Greatest Show on Earth Obituary
A favorite daily routine of seniors and others is the reading of each day’s obituaries. These are read with unspoken thoughts regarding the dead person’s age, life, membership in various organizations and the time and place of their funeral. This day by day obituary reading ritual usually concludes with a silent if not unconscious prayer of gratitude that the death of the reader was not included that day. This habitual reading of death notices, however, doesn’t make the reader any more mindful of their own death since dying always happens to others.
If a world obituary was released by the United Nations it would be a long read as daily about 250,000 die, and while that’s a staggering number, it’s immaterial unless it included your death! Excuse me for my repeated use of that filthy word, death. Psychologist and author Rollo May says that today the word is pornography, a dirty word unmentionable in polite society. So people “pass on”…they don’t die!
In the industrialized world people now live until their late eighties and early nineties, so death for most seems as remote as the planet Mars. Yet wise are you if you confront that final act and primal fear instilled in us as children. Our parents constantly admonished, “Be careful,” (implying “don’t get killed/die”) crossing the street, swimming or climbing trees. This admonition continued into adulthood when we usually add “Be careful” to our “Goodbyes.” In spite of these warnings our prehistoric sense of self-preservation makes us life-long dedicated death dodgers. A cure for this evasion can be found in the final days of P.T. Barnum’s “The Greatest Show on Earth.”

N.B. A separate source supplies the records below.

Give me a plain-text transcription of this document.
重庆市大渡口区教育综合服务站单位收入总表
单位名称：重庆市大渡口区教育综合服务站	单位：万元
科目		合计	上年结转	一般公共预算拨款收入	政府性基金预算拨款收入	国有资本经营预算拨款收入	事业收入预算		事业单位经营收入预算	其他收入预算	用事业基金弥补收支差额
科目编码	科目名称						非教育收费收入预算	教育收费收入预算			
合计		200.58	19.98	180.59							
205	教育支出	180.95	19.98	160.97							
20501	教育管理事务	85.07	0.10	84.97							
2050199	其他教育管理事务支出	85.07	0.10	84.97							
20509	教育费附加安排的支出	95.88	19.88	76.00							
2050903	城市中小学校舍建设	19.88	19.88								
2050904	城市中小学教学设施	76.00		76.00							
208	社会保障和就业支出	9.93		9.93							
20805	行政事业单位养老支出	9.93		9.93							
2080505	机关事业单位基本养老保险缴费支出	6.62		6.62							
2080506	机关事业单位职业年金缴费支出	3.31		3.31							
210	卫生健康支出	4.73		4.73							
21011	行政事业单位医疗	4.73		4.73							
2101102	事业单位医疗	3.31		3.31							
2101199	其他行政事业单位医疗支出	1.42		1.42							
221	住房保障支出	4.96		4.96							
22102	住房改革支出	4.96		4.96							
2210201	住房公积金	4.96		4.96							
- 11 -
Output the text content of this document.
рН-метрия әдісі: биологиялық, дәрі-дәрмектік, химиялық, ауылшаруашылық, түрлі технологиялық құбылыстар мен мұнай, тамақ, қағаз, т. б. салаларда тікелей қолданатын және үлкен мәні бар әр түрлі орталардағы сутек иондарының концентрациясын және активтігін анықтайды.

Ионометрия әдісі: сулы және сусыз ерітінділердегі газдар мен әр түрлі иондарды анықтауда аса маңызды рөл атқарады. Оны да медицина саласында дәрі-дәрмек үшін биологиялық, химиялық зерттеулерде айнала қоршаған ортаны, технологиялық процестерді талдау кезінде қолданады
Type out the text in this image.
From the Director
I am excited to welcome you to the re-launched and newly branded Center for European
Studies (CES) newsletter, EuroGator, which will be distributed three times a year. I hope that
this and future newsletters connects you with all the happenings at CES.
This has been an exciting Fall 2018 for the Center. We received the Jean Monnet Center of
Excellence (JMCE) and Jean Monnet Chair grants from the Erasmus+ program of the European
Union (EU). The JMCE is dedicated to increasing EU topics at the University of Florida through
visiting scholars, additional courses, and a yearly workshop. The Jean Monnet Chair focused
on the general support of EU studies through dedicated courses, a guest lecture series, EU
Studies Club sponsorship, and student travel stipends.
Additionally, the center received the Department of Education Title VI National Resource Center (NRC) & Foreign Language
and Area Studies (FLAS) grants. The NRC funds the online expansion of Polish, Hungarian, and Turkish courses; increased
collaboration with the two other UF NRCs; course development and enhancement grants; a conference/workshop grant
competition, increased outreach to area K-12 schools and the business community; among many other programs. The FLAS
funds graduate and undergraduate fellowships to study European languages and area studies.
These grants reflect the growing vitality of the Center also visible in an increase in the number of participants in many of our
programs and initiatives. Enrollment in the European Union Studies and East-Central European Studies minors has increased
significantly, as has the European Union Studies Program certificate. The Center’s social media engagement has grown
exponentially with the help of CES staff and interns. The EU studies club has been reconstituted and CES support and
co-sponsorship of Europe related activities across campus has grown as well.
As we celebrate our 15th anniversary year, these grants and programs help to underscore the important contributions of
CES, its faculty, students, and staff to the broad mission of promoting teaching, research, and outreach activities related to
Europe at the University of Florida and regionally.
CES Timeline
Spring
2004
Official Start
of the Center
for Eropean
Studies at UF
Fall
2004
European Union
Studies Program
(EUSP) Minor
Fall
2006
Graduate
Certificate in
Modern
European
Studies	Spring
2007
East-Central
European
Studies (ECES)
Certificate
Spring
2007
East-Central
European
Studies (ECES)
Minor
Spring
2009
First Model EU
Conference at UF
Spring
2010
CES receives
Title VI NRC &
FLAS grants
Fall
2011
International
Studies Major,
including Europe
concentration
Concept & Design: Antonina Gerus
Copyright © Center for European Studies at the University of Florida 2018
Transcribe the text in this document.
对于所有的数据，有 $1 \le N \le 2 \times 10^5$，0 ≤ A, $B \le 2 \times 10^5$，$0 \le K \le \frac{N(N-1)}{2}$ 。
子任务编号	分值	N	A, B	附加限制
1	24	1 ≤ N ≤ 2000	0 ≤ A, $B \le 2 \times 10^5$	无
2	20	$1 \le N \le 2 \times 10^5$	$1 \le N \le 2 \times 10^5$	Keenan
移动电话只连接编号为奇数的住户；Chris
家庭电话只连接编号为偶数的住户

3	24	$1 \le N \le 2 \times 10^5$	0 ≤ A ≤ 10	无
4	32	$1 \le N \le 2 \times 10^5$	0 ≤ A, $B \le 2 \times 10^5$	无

In April 1891 this illustriously creative showman, knowing that his death was near, requested of the New York Evening Sun newspaper the favor that he be able to read his obituary before he died! The newspaper agreed and ran their world famous Phineas Taylor Barnum’s four-column obituary on the very day before he actually died. It is said that Barnum greatly enjoyed reading it.
A guaranteed happy death and a cure for dodging death are hidden in Barnum’s desire to read his obituary. So write your own obituary. In creating it be abundantly lavish in praising your charity to all in need, especially your kindheartedness to the poor, your untiring patience under the heaviest pressure, your bold public stands against injustice, your prayerful serenity in the midst of the most horrendous situations and how untiringly loveable you were to all whom you encountered, both good or bad.
Along with a happy death, frequently reading your own obituary would also be ‘life-changing’ if every day you earnestly tried to live out what it said about you.